Uma das mais importantes mães de santo do Brasil, que liderou por 42 anos o Terreiro Ilê Axé Opô Afonjá, a ialorixá Mãe Stella de Oxóssi deixa, além do legado imaterial como mãe de santo, uma herança material e literária.
Do ponto de vista material, a pessoa física Maria Stella de Azevedo Santos era enfermeira aposentada e também recebia os direitos autorais de sua obra como escritora. Como mãe de santo e figura pública notável, também recebia presentes de admiradores, em gratidão às orientações espirituais que realizava. O espólio de Mãe Stella deverá ser dividido em um inventário. De acordo com o Ministério Público, a ialorixá e a psicóloga Graziela Domini Peixoto têm uma união estável reconhecida em cartório, que foi apresentada à entidade. Graziela confirma a união, mas membros do Terreiro Ilê Axé Opô Afonjá afirmam que “nunca viram o documento”. Mãe Stella não tinha filhos, mas deixou uma irmã e sobrinhos.
O advogado especialista em direito dos negócios e propriedade intelectual Ricardo Costa Oliveira explica que, com a união estável, Graziela tem direito a 100% do legado financeiro de Mãe Stella. Ele explica que apenas pais e filhos concorreriam com a união estável na divisão dos bens, incluindo o direito à propriedade intelectual dos livros. Se Mãe Stella tivesse pais ou filhos, o dinheiro seria dividido entre eles e a companheira da ialorixá, que ficaria com 50% da herança. Caso a união estável não existisse - e não fosse posteriormente comprovada na Justiça -, a herança seria distribuída entre a irmã e sobrinhos. “O direito autoral, ao contrário da patente, é um tipo de propriedade intelectual que dura toda a vida e ainda um tempo a mais. No Brasil, o direito autoral literário segue para os herdeiros entre 50 e 70 anos”, acrescenta. Segundo o presidente da Sociedade Cruz Santa, entidade civil que mantém e administra o Ilê Axé Opô Afonjá, o ogã Ribamar Daniel, os proventos do terreiro não têm relação com a herança pessoal de Mãe Stella e são administrados pela entidade. “O que a sociedade recebe é voltado para as obras sociais, por exemplo. O que era dela, ia para a conta dela”, diz.
Legado literário
Mãe Stella, em vida, publicou sete livros e foi eleita para a cadeira de número 33 da Academia de Letras da Bahia (ALB), que tem como patrono o poeta Castro Alves.

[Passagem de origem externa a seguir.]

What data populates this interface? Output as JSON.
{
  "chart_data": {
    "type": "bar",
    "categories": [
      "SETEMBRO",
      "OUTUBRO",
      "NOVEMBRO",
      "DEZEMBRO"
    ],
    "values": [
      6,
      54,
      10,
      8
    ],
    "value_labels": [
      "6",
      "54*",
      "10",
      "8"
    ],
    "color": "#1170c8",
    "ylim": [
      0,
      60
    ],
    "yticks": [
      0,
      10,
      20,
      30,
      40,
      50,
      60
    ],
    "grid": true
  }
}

O escritor Aramis Ribeiro Costa era presidente da ALB na ocasião. Para ele, a nomeação da ialorixá foi uma forma de fazer justiça à cultura afro brasileira. “Ela é uma digna representante do segmento cultural. A indicação dela para a cadeira era desejo de alguns acadêmicos e ocorreu por unanimidade”, explicou Costa. O escritor também destacou que além de representar a cultura afro brasileira, Mãe Stella era herdeira de “uma tradição de ialorixás famosíssimas”, daí sua importância. “Ela representava e faz parte de toda essa cultura que não é apenas livresca, de literatura, mas de cultura. Ela é uma representante muito digna e uma criatura humana extraordinária”, acrescentou Aramis.